Précisément 41% de ces dangereuses particules sont dues à trois sources de pollution auxquelles on ne pense pas forcément et dont on parle très peu, le freinage représentant à lui seul 20% des émissions totales du trafic routier, selon une étude de l’Université technique de Berlin. De plus, elles concernent tous les véhicules (voitures électriques y comprises). En comparaison, le diesel, souvent pointé du doigt, est responsable de 55% de ces émissions.

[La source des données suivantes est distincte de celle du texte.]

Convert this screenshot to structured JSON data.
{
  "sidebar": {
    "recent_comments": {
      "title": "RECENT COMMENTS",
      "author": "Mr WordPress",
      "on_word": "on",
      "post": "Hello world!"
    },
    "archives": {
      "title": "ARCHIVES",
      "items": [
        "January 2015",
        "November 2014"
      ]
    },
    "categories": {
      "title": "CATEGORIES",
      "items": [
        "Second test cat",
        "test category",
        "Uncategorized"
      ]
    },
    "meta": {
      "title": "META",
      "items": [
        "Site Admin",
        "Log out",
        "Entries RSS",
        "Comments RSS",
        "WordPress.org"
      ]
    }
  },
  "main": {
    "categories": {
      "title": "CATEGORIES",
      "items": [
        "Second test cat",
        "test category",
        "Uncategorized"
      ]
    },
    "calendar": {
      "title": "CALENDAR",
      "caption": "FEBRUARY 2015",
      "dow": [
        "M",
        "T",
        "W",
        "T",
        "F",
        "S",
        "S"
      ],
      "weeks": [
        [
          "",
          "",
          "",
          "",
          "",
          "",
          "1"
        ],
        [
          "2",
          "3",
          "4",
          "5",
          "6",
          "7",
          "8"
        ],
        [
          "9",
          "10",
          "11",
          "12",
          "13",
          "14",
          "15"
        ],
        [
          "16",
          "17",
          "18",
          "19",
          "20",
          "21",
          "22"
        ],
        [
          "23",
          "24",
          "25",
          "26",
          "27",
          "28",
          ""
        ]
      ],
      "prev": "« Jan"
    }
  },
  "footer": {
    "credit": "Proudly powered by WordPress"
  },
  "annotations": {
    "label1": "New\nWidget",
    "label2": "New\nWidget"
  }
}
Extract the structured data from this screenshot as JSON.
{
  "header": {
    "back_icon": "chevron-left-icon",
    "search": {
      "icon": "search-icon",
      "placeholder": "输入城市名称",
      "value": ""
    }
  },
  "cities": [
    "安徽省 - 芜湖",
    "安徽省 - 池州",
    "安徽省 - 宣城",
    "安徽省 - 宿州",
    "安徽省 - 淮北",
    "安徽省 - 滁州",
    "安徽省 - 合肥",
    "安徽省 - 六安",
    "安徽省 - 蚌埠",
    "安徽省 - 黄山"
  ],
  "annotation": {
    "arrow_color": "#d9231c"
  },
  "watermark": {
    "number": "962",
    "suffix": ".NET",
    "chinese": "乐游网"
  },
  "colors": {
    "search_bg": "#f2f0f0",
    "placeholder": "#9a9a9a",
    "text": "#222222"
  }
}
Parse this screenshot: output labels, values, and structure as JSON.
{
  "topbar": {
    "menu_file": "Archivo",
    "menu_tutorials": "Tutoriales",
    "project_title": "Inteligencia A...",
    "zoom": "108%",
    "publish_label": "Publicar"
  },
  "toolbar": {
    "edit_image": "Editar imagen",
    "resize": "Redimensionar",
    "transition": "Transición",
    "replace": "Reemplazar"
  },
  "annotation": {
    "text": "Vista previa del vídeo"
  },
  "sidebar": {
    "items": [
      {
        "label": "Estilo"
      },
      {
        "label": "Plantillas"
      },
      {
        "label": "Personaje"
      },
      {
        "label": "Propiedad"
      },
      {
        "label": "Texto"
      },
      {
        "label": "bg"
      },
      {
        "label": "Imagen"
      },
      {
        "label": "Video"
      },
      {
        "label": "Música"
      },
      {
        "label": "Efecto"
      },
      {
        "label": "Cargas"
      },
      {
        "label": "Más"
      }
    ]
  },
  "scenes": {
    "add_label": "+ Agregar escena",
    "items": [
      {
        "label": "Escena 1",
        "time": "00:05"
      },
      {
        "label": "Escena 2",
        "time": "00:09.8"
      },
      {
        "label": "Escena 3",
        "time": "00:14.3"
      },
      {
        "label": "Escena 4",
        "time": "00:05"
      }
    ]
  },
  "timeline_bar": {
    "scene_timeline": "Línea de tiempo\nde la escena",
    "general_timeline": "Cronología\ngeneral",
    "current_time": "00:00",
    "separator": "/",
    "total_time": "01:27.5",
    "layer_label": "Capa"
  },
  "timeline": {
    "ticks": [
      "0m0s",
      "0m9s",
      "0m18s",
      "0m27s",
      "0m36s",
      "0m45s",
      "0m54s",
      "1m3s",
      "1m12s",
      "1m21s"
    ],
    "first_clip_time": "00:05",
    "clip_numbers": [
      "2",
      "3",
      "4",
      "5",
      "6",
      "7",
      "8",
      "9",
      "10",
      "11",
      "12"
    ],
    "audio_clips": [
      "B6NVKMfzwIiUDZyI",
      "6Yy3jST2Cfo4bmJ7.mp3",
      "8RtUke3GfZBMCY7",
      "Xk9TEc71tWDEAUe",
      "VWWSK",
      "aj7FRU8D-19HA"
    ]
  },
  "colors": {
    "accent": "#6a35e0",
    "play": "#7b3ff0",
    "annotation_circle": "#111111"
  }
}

En plus des particules fines PM10 produites par cette pollution « silencieuse », il y a 7 autres composés dangereux, dont l’oxyde d’azote, le dioxyde de soufre, et trois gaz à effet de serre (CO2, méthane, et protoxyde d’azote).

Sujet peu abordé en France, ce type de pollution est déjà bien cerné aux Etats-Unis. Six états (Washington, New York, Oregon, Hawaï, Californie, et Rhode Island) ont en effet adopté une loi limitant le taux de cuivre contenu dans les plaquettes de freins à 5% d’ici 2020. Le programme de recherche européen Horizon 2020 se penche quant à lui sur le développement des méthodes permettant de réduire de 50% les émissions dues à l’abrasion routière.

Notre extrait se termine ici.